Partendo dal presupposto che non sempre la magrezza è stata ed è un parametro universale di bellezza (in alcune parti della terra rappresenta ancora oggi povertà e indigenza, mentre la grassezza delle veneri preistoriche e delle dee del fiammingo Rubens sono divenute iconiche) e che l’obesità è una malattia e come tale va raccontata e gestita, il periodico tedesco Die Zeit ha sottolineato, sul finire del 2022, come anche le modelle formose siano sempre l’oggetto dello sguardo e del nuovo apprezzamento maschile.
La dimostrazione più evidente di questa distorsione è come non esista l’equivalente dal punto di vista dell’alt(r)a moda, ma anche nella percezione che l’uomo ha di sé: si oscilla dall’efebo magrissimo che ammicca alle preferenze gay al muscoloso e vinile alpha man, mentre la grassezza può tutt’al più funzionare come attributo simbolico di potere, ma in questo caso l’appeal è assolutamente metaforico, e il risultato di questo gioco di specchi è che l’immaginario femminile si plasma e definisce sempre attraverso l’angolazione maschile.
Uno dei maggiori difetti della «body positive», derivazione new-age delle battaglie femministe anni Settanta, che combatte la mercificazione e l’omologazione del copro femminile, è che non sposta dalla bellezza ad altri valori il centro del dibattito, ma dalla bellezza uniformante ad altri tipi di bellezza, di fatto non mutando paradigma: così i social network, ma anche molte riviste di settore, per non parlare delle campagne pubblicitarie dei prodotti di bellezza, sono affollate di donne diversamente magre, non più giovani o con evidenti difetti fisici, molte delle quali iper-esibiscono la loro difformità (o deformità) come iperbole di un’accettazione con cui qualsiasi adolescente, o post-adolescente problematica, fatica a familiarizzare.

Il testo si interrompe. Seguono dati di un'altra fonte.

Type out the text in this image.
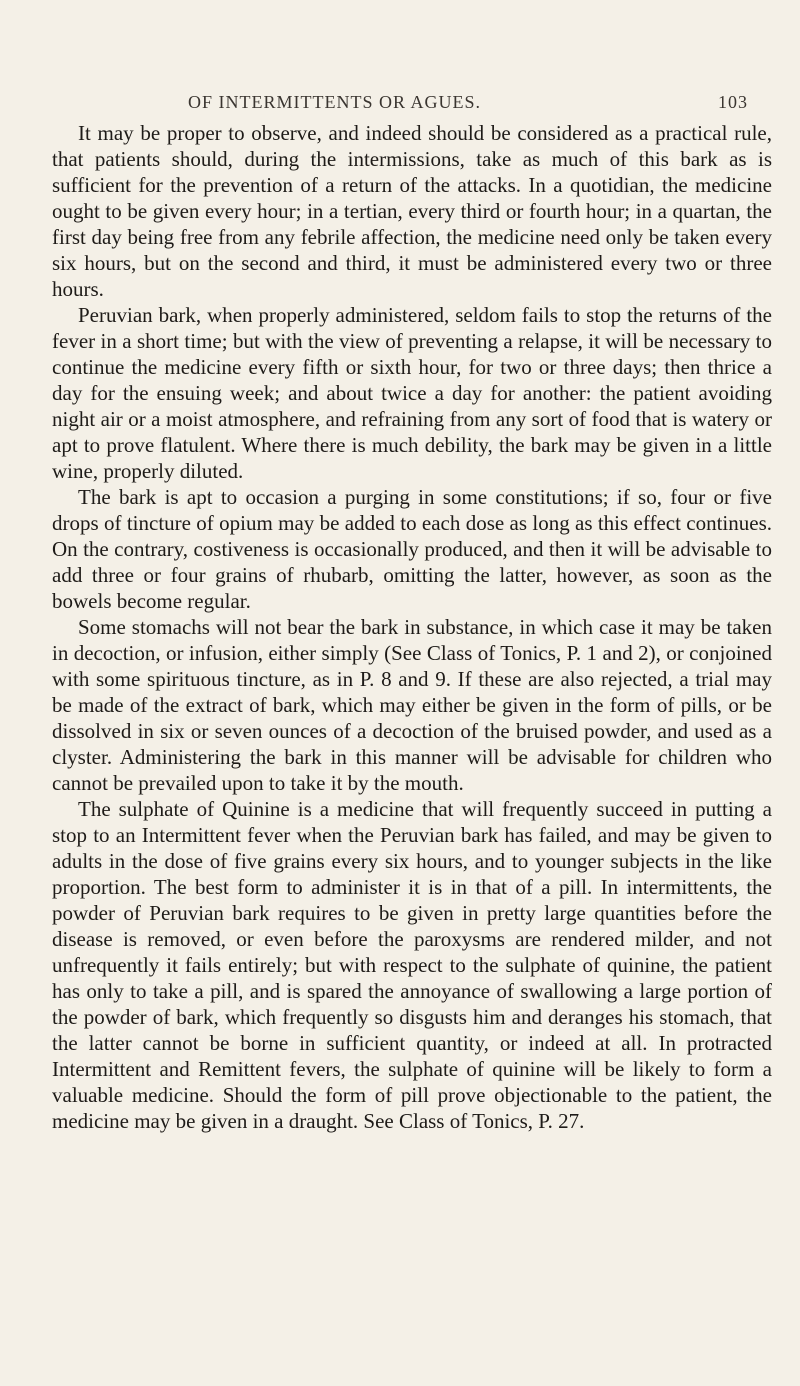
OF INTERMITTENTS OR AGUES.	103

It may be proper to observe, and indeed should be considered as a practical rule, that patients should, during the intermissions, take as much of this bark as is sufficient for the prevention of a return of the attacks. In a quotidian, the medicine ought to be given every hour; in a tertian, every third or fourth hour; in a quartan, the first day being free from any febrile affection, the medicine need only be taken every six hours, but on the second and third, it must be administered every two or three hours.

Peruvian bark, when properly administered, seldom fails to stop the returns of the fever in a short time; but with the view of preventing a relapse, it will be necessary to continue the medicine every fifth or sixth hour, for two or three days; then thrice a day for the ensuing week; and about twice a day for another: the patient avoiding night air or a moist atmosphere, and refraining from any sort of food that is watery or apt to prove flatulent. Where there is much debility, the bark may be given in a little wine, properly diluted.

The bark is apt to occasion a purging in some constitutions; if so, four or five drops of tincture of opium may be added to each dose as long as this effect continues. On the contrary, costiveness is occasionally produced, and then it will be advisable to add three or four grains of rhubarb, omitting the latter, however, as soon as the bowels become regular.

Some stomachs will not bear the bark in substance, in which case it may be taken in decoction, or infusion, either simply (See Class of Tonics, P. 1 and 2), or conjoined with some spirituous tincture, as in P. 8 and 9. If these are also rejected, a trial may be made of the extract of bark, which may either be given in the form of pills, or be dissolved in six or seven ounces of a decoction of the bruised powder, and used as a clyster. Administering the bark in this manner will be advisable for children who cannot be prevailed upon to take it by the mouth.

The sulphate of Quinine is a medicine that will frequently succeed in putting a stop to an Intermittent fever when the Peruvian bark has failed, and may be given to adults in the dose of five grains every six hours, and to younger subjects in the like proportion. The best form to administer it is in that of a pill. In intermittents, the powder of Peruvian bark requires to be given in pretty large quantities before the disease is removed, or even before the paroxysms are rendered milder, and not unfrequently it fails entirely; but with respect to the sulphate of quinine, the patient has only to take a pill, and is spared the annoyance of swallowing a large portion of the powder of bark, which frequently so disgusts him and deranges his stomach, that the latter cannot be borne in sufficient quantity, or indeed at all. In protracted Intermittent and Remittent fevers, the sulphate of quinine will be likely to form a valuable medicine. Should the form of pill prove objectionable to the patient, the medicine may be given in a draught. See Class of Tonics, P. 27.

Vorrebbero accettarsi nonostante siano grasse, o nonostante lo stereotipo di bellezza sia e resti la magrezza.
E, per testimoniare il rifiuto del diktat dominante «taglia 36», usano lo stesso strumento imperfetto da cui dovrebbero smarcarsi, finendo per diventare testimonial di un antitetico stereotipo, speculare al primo ma con le stesse regole di marketing e visibilità.
Lo stesso tipo di cortocircuito culturale avviene nel mondo dell’enogastronomia, quando gli adepti della filosofia vegana ricercano morfologicamente alimenti che rispecchino in tutto e per tutto il loro passato da onnivori, pur essendo costituiti da ingredienti che rispettano il loro nuovo credo: i ceci sostituiscono la carne di manzo in hamburger irrorati da salsa di soia e grondanti succo di barbabietola, così denso e sciropposo da sembrare sangue.
Il paradigma estetico è lo stesso, e si fonda su un elemento nostalgico che mette in dubbio la radice ontologica della loro scelta.
Ergo non bisogna parlare di altre bellezze, o di bellezze «altre», ma parlare meno di bellezza.